Пока он говорил, старушка стояла перед ним, смущенная, пораженная, не зная, что отвечать. Ведь она была так стара, так много перестрадала, и память начала изменять ей. Но он говорил с нею все ласковее, напомнил ей многое из того, что она ему рассказала, описал ей с такими подробностями дом, который она обитала тогда, что наконец и в ней пробудилось воспоминание и она воскликнула со слезами радости на ресницах:
— Наверное богиня, склоняющаяся к земле на звуки молитвы, привела меня к вам. Но тогда, когда мое недостойное жилище удостоилось посещения высокочтимого гостя, я была не такой, как теперь! Поэтому мне кажется чудом нашего Великого Учителя Будды, что господин узнал меня!
И она рассказала ему обыкновенный конец своей печальной судьбы.
С течением времени нищета заставила ее расстаться со своим маленьким домом и уже старушкой она вернулась в столицу, где имя ее уже давно было забыто.
Ей было очень больно потерять домик, но еще больнее от того, что она стала такой старой и слабой и не могла больше танцевать каждый вечер перед алтарем, чтобы развлечь усопшую душу своего возлюбленного. И поэтому ей захотелось иметь свой портрет в костюме и в позе пляски, чтобы повесить его перед алтарем.
Она всем сердцем молила об этом богиню Куаннон; и ее выбор пал на этого художника за его талант и известность, потому что для дорогого покойника ей хотелось не обыкновенной картины, а действительного произведения искусства. И вот она принесла с собою те платья, в которых она некогда танцевала, в надежде, что знаменитый художник будет столь великодушен и напишет ее в этом наряде.
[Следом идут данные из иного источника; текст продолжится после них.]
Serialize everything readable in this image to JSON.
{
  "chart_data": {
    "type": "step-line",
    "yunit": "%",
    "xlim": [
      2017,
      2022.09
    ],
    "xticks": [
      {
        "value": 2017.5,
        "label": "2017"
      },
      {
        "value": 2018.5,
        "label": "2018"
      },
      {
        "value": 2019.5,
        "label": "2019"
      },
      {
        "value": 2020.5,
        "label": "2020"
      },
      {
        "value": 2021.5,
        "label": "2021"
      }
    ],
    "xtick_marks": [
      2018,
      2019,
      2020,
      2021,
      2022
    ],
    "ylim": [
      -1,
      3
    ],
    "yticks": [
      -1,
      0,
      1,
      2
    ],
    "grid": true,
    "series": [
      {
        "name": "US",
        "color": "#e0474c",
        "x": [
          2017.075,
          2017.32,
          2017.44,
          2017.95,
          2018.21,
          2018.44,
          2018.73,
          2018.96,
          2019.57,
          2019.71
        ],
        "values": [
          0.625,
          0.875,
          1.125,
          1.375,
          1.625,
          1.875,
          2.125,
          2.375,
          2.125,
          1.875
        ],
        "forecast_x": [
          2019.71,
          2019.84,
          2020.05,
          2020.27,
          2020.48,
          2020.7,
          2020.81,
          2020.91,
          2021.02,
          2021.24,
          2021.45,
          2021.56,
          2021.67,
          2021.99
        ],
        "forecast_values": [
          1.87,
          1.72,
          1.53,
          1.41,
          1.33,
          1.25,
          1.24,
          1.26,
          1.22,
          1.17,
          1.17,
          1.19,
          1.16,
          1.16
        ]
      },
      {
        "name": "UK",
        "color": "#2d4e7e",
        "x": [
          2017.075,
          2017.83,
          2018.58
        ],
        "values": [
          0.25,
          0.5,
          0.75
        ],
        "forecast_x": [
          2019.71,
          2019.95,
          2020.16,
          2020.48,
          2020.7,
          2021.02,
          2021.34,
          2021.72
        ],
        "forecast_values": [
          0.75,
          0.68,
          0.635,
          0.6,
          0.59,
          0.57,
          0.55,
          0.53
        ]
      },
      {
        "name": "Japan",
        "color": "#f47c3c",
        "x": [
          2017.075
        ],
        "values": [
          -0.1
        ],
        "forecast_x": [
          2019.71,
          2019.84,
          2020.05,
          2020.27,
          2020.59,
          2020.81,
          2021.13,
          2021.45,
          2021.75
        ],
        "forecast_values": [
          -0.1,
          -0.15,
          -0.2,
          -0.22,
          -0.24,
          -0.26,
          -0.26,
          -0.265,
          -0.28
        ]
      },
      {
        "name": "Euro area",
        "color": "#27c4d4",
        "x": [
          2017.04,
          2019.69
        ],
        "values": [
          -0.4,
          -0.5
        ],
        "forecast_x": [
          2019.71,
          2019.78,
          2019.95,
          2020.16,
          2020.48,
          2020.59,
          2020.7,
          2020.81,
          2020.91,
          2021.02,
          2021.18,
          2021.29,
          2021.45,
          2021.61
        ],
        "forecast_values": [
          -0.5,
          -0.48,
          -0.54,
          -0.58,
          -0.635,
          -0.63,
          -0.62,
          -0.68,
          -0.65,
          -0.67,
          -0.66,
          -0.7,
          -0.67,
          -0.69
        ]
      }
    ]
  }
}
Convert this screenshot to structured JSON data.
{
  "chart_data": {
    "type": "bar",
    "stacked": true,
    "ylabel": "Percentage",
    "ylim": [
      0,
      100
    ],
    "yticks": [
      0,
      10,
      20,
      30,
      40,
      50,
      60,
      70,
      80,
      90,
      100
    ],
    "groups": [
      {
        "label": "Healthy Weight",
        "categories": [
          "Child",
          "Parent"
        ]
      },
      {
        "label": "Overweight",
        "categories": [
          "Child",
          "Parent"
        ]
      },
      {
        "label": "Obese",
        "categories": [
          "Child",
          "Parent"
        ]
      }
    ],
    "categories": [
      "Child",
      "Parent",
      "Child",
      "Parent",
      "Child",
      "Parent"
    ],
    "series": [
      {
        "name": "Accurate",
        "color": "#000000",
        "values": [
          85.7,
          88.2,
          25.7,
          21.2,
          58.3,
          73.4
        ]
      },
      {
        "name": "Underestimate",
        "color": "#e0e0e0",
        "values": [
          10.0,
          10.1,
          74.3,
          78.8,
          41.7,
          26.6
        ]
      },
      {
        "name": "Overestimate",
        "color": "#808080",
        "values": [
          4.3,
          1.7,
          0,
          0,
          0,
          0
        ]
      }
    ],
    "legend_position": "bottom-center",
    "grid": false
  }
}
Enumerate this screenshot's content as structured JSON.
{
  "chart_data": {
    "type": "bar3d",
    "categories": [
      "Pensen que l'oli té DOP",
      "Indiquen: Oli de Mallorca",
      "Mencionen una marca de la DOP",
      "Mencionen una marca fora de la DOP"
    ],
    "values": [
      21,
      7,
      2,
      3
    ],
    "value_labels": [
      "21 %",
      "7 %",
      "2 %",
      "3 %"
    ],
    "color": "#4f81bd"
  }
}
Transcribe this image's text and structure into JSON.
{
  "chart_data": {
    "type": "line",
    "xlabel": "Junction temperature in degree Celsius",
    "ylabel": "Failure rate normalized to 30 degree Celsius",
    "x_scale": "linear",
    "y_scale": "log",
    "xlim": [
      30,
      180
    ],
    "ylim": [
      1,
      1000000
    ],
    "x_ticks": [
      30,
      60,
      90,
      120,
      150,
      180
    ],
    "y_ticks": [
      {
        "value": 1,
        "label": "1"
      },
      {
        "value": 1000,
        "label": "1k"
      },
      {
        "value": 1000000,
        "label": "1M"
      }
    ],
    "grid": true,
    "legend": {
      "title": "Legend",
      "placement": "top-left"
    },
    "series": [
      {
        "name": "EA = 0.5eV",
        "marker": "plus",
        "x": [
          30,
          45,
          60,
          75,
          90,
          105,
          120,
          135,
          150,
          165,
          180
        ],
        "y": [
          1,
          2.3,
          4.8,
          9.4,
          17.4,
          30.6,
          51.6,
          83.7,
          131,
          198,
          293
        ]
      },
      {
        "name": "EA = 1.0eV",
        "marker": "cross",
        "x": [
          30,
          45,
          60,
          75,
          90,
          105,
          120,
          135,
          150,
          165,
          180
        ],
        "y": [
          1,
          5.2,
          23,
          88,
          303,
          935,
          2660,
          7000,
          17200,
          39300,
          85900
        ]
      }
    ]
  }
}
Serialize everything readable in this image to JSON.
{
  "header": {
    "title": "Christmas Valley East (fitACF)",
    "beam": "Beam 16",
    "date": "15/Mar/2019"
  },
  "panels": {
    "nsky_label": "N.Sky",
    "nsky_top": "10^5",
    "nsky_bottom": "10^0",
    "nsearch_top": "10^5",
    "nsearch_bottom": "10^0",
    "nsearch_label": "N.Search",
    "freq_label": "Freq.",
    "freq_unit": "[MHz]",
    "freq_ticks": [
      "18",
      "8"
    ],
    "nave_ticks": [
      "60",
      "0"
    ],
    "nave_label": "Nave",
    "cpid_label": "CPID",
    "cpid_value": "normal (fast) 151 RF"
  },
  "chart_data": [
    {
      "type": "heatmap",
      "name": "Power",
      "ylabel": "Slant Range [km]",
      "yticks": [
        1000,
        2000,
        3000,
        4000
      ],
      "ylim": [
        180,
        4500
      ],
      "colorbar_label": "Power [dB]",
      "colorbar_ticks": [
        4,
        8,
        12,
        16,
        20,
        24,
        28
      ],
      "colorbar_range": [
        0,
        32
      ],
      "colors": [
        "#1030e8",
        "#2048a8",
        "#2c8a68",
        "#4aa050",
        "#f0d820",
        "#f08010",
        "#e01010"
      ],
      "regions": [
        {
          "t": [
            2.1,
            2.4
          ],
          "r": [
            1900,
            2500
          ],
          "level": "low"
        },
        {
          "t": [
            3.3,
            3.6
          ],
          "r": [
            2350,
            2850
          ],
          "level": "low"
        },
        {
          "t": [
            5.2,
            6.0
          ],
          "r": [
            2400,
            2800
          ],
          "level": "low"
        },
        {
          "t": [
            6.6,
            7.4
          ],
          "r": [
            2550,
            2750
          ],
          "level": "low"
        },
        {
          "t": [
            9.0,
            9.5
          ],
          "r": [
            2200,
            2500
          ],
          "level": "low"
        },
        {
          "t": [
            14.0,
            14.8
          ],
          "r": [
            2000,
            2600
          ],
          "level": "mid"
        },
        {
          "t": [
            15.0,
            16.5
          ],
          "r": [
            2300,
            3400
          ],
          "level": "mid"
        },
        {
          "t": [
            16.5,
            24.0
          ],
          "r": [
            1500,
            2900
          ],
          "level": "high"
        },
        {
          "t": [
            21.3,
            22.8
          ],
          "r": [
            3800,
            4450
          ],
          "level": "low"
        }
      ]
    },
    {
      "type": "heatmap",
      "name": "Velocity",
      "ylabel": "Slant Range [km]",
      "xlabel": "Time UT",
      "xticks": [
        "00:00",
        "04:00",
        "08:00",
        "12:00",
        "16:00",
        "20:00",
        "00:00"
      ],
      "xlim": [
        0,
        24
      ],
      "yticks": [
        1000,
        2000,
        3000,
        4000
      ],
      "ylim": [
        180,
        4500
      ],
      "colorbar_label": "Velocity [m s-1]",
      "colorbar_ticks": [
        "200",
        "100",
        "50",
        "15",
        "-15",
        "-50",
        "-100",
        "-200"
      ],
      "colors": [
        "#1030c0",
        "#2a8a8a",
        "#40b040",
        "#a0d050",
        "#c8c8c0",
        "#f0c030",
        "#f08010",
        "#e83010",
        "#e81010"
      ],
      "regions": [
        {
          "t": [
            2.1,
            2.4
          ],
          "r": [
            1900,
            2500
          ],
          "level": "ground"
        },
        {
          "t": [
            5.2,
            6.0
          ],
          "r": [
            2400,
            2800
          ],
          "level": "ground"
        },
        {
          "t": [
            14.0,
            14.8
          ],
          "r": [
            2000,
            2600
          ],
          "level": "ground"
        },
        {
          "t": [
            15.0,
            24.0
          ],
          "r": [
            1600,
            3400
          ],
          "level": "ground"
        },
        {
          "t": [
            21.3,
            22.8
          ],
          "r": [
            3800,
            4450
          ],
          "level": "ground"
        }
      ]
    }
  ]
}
Художник выслушал ее, ласково улыбаясь, и ответил:
— Для меня будет большим удовольствием исполнить ваше желание и написать эту картину. Сегодня мне необходимо окончить спешное дело; но если вы завтра вернетесь, я напишу картину в точности по вашему указанию и так хорошо, как только сумею.
Тогда она сказала:
— Я еще не поведала великому художнику, что смущает мою душу: ведь за такое большое благодеяние я ничем не могу отплатить; у меня ничего нет, кроме этого старого платья, но оно ничего не стоит, хотя и было когда-то очень ценным. Но я все-таки смею надеяться, что великий художник примет его — оно теперь стало редкостью: ширабиоши перевелись, а нынешние майко не носят такой одежды.
— Об этом не думайте, — отказывался художник. — Я так рад, что теперь представляется случай отплатить вам хоть часть моего старого долга. Итак, завтра я начну писать ваш портрет в точности по вашему указанию.
Рассыпаясь в благодарности, она трижды поклонилась ему до земли и сказала:
— Пусть простит меня господин, если я еще попрошу об одном: мне не хочется быть написанной такою, какова я теперь, а молодой — такою, какою господин меня видел когда-то.
— Я вас отлично помню, — ответил художник, — вы были прекрасны.